Она кивнула головой и продолжала есть, громко чавкая. А когда уже
наелась и выпила водки, неизвестно почему разразилась громким смехом,
откидывая голову назад и тряся грудями, словно они были сделаны из желе. Он
же все смотрел меж ее сжатых бедер, потому что хотел собственными глазами
убедиться, что никакой болезни у нее нет, но ничего, кроме кудрявых волос,
она не показывала. И поэтому его все больше раздражал ее смех, который
говорил о том, что она его не боится, а ведь ему так хотелось ее страха.
- Ты меня боишься хоть немного? - спросил он ее наконец. - Нет, -
захохотала она и совсем подняла комбинацию кверху, обнажая смуглый, весь в
складках живот.
- Я ее задушил. Коленями ребра поломал. Пальцы из суставов выламывал. А
одной бутылку воткнул, - невнятно повторял Антек Пасемко.

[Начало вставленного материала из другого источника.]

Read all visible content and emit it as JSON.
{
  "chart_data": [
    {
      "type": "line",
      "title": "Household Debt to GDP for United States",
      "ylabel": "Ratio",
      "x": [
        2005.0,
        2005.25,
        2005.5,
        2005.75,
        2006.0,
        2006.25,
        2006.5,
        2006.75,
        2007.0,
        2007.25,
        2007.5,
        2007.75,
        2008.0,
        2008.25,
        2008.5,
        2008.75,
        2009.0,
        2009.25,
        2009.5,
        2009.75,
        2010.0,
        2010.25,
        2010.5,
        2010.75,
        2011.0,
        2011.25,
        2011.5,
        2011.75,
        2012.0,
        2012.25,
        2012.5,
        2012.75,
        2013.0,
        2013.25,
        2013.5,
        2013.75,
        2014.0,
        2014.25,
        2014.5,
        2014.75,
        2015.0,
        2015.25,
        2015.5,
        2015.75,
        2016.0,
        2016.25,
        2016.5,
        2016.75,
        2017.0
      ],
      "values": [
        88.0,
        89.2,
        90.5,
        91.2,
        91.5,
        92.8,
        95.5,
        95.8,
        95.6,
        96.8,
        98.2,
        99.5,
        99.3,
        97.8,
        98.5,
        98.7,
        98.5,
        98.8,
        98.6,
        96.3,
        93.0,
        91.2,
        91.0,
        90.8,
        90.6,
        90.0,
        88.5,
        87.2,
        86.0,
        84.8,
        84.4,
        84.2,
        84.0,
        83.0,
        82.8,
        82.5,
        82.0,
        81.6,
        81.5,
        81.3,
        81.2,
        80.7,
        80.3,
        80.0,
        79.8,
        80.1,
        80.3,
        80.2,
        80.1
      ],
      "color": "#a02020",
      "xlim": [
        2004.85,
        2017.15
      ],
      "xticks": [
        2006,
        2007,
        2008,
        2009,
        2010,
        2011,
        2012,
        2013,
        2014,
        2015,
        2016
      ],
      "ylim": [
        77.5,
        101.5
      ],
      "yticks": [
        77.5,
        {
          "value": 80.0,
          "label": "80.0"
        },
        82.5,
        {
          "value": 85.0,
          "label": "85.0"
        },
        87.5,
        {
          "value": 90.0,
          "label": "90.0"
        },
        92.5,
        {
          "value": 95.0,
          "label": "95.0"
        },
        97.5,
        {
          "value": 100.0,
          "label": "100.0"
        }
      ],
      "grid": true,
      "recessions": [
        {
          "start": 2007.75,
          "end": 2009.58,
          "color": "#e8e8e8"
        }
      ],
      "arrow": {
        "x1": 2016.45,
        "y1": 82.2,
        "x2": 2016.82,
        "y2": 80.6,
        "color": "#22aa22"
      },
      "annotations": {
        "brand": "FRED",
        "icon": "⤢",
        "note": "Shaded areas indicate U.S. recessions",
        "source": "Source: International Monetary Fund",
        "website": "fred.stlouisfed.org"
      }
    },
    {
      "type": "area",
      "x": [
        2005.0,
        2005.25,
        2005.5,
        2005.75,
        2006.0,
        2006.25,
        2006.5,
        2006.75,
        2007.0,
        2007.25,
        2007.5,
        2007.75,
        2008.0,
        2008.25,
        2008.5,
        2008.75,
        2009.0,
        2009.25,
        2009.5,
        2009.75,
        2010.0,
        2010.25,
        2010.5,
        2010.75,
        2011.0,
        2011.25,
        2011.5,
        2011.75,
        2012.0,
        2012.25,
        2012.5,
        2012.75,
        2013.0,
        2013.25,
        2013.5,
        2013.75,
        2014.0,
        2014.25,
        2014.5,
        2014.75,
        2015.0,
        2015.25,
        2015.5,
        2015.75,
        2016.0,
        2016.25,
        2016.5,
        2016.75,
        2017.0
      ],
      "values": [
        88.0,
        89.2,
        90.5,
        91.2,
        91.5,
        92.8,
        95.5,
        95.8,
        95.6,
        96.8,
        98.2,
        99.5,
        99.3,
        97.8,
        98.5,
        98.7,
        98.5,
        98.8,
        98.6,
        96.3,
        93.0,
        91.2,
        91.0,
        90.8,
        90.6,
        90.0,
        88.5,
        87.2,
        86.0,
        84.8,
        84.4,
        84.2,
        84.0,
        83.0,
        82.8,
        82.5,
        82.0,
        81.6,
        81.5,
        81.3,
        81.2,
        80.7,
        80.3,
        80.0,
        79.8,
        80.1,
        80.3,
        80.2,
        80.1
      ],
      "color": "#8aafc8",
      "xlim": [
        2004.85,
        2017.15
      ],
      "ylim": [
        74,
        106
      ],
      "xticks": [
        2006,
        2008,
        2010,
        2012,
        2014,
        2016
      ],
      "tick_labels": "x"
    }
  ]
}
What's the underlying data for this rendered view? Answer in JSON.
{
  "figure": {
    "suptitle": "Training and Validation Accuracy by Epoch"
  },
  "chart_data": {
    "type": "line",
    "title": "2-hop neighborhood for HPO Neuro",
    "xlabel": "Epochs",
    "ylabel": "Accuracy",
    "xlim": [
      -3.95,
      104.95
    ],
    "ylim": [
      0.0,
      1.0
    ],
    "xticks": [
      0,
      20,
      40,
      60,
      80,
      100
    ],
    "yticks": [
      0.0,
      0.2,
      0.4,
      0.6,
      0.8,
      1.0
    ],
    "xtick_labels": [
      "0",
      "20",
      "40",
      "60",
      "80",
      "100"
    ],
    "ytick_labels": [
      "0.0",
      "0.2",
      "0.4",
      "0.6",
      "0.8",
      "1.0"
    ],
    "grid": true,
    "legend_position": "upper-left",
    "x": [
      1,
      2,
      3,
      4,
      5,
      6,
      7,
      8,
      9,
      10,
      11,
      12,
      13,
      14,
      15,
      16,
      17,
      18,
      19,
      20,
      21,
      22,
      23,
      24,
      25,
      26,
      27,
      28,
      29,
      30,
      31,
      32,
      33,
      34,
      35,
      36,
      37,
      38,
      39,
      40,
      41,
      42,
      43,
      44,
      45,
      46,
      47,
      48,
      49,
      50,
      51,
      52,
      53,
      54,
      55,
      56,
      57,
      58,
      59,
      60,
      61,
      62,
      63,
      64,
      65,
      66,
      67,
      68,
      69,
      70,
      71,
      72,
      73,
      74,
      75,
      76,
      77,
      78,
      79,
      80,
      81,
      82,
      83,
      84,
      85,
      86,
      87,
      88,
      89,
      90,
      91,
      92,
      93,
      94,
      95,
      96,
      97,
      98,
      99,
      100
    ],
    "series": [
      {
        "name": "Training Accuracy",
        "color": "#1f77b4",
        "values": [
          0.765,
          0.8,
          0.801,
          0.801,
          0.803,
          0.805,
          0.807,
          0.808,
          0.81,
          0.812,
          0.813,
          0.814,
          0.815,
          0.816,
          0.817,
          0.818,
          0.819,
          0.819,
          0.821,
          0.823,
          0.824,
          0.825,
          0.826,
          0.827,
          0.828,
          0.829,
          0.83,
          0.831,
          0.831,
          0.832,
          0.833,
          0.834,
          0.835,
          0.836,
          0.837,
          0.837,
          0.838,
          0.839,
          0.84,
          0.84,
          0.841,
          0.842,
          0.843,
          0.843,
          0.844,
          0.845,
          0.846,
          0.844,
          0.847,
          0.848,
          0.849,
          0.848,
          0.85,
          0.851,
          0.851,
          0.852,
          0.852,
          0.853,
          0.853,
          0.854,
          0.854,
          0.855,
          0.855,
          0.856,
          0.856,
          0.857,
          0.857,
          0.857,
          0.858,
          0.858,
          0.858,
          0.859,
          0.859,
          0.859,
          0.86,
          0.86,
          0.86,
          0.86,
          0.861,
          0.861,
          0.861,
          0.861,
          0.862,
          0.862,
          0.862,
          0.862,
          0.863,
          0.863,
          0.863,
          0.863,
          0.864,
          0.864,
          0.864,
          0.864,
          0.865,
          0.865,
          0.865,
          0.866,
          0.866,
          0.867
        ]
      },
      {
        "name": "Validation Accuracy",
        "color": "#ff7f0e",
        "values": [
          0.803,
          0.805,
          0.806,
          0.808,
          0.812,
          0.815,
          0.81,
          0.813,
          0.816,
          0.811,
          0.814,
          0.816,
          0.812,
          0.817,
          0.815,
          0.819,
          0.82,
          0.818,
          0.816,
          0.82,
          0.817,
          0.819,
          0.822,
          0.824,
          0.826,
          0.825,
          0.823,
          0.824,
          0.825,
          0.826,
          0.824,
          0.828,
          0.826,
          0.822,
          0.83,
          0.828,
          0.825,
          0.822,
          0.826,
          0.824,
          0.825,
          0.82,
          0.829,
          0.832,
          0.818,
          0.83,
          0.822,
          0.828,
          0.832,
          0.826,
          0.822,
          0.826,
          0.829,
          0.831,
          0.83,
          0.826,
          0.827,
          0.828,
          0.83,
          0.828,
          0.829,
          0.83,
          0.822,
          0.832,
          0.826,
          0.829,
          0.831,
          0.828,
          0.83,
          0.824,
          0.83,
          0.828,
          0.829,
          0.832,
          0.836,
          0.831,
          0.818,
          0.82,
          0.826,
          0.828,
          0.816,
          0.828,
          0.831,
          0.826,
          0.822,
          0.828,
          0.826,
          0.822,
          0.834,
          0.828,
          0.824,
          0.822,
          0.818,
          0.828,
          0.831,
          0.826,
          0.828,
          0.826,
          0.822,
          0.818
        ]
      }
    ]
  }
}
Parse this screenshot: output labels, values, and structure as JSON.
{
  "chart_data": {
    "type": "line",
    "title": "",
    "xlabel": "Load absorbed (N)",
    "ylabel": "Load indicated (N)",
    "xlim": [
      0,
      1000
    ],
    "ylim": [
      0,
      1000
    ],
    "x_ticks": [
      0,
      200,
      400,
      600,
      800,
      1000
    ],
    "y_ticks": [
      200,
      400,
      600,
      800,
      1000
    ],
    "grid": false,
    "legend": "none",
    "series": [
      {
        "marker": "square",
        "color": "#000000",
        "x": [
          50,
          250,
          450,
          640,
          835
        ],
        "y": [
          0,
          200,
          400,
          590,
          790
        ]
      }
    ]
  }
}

- Слабенькие они были, - скалила она поломанные зубы. - Недозрелые. А я
одна мешок картошки возьму на спину. Со мной бы ты не справился. Сильно ты
хрупкий, Антек, заморыш. Развеселившаяся и разохотившаяся Порова перешла с
лавки на кровать, схватила Пасемко поперек туловища и так его придушила в
объятиях, что у него дыхание сперло. Он хотел вырваться и удрать, но она
повалила его на спину, начала расстегивать ширинку.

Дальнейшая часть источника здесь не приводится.